A Halimi le gustaba citar de vez en cuando al poeta francés René Char: “Lo que viene al mundo para no perturbar nada no merece ni consideración ni paciencia”. Y con esa idea se hizo cargo del caso junto a Agnès Fichot. Tenía la intención de convertir ese proceso en algo más que un juicio a tres violadores: en uno a la propia legislación vigente, a la percepción de la sociedad sobre la violencia sexual y a los políticos y sus políticas. ¿Cómo? Mediatizando el proceso y rechazando que se diese a puerta cerrada. Quería, como ahora quiere Gisèle Pelicot, que todo el mundo supiera lo que había pasado y lo que significaba lo que había pasado.
En Viol. Le procès d’Aix-en-Provence, editado por L’Harmattan en 2012 —un libro que aglutina el proceso—, Halimi escribe que “el juicio es solo una fase en la lucha de las mujeres, que se alimenta de sus otras luchas y, a cambio, las nutre dialécticamente” y que no debe aislarse “de lo que, en el país, hace el derecho, la cultura y la política”. También escribe sobre uno de los fines de Choisir la cause des femmes, la asociación: “Hacer los procesos lo más públicos posible, involucrando a todos los movimientos, grupos o a quienes, a su manera, y a su propio ritmo, luchan por un cambio en nuestras relaciones y mentalidades”.
Su idea era que la ciudadanía formara parte del debate, que tuviese toda la información para, “por lo tanto, comprender”. Los “juicios-espectáculo”, decía a quienes la acusaban de querer que se convirtieran en eso, son “un intento loable de provocar un cambio de moral, de romper el monopolio de quienes solo defienden un derecho conservador”, y generan “sensibilización, protestas, libros y películas”.

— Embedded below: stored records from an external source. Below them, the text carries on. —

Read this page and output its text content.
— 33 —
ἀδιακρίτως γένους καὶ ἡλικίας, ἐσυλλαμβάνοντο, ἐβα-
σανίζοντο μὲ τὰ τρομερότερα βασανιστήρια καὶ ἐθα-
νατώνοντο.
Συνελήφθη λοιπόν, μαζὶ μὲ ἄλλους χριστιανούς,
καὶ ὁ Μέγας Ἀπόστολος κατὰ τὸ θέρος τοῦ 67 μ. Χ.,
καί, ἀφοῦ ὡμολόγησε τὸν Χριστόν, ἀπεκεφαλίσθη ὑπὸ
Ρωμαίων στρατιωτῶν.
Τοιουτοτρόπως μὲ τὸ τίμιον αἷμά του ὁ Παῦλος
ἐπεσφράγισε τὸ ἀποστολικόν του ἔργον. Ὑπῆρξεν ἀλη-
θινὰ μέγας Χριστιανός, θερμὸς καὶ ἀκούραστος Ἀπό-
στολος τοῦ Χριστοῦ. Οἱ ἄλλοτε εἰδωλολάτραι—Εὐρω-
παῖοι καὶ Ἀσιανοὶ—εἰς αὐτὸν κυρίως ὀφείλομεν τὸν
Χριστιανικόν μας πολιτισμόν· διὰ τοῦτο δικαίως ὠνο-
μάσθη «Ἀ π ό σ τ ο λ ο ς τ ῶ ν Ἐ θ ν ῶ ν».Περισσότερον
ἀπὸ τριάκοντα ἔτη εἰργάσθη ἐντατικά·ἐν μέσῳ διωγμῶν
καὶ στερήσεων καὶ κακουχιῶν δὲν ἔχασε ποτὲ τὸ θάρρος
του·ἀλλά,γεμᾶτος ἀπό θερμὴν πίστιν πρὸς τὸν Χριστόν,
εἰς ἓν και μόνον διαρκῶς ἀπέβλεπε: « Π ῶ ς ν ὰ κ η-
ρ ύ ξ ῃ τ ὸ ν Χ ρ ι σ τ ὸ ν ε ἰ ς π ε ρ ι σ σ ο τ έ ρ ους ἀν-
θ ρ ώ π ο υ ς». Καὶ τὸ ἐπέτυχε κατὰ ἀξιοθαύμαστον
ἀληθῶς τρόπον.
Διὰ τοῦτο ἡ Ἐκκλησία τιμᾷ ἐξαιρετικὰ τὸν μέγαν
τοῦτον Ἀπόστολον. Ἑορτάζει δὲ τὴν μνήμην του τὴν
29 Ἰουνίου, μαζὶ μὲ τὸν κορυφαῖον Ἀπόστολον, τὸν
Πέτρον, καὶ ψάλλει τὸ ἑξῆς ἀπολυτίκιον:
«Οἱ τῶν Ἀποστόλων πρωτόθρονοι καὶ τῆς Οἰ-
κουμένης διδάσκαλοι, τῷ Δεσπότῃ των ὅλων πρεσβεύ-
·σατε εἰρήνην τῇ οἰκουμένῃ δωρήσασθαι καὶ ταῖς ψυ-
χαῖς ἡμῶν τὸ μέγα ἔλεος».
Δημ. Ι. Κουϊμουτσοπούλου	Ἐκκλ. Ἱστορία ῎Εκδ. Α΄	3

Eso fue exactamente lo que sucedió con el caso Tonglet-Castellano. El juicio, la movilización social, los cambios legislativos y políticos han sido llevados a lo largo de los años a libros, podcast, reportajes, series de televisión y películas. Una de las últimas, Le Viol, en 2017. Su director, Alain Tasma, recordaba ante la prensa aquel año que había hecho la película para lo mismo que “decía la abogada Gisèle Halimi en los años 70, porque hace falta que la vergüenza cambie de bando”.
Todavía no lo ha hecho. No del todo. No es fácil. A ninguna mujer que ha sufrido una agresión puede pedirse o exigirse que hable, que muestre quién es, que se exponga, porque todavía romper el silencio supone una exposición: a la duda, al dedo que señala, al ojo que escruta. Aún con una sociedad distinta a la de 1978, uno de los principales motivos por los que las víctimas de violencia sexual no denuncian es la vergüenza. En España, es el principal motivo que dan, el 40,3%, según la Macroencuesta de la Delegación del Gobierno contra la Violencia de Género de 2019.
En el texto que Halimi hizo para el libro Viol. Le procès d’Aix-en-Provence, escribió: “En el proceso, Anne y Araceli recuperaron la dignidad a través de la palabra. Y su lucha fue una manera de resucitar. Con su valentía y su negativa a aceptar lo inaceptable, nos conducen al único cambio que eliminará el crimen: el de las mentalidades. Es el momento, es justo, es urgente anticiparse. Que nuestra cultura, nuestro mundo integre finalmente nuestra palabra hablada, nuestra dimensión vivida, nuestro feminismo lúcido. Un feminismo que parece ser el (único) medio para cambiar la sociedad”.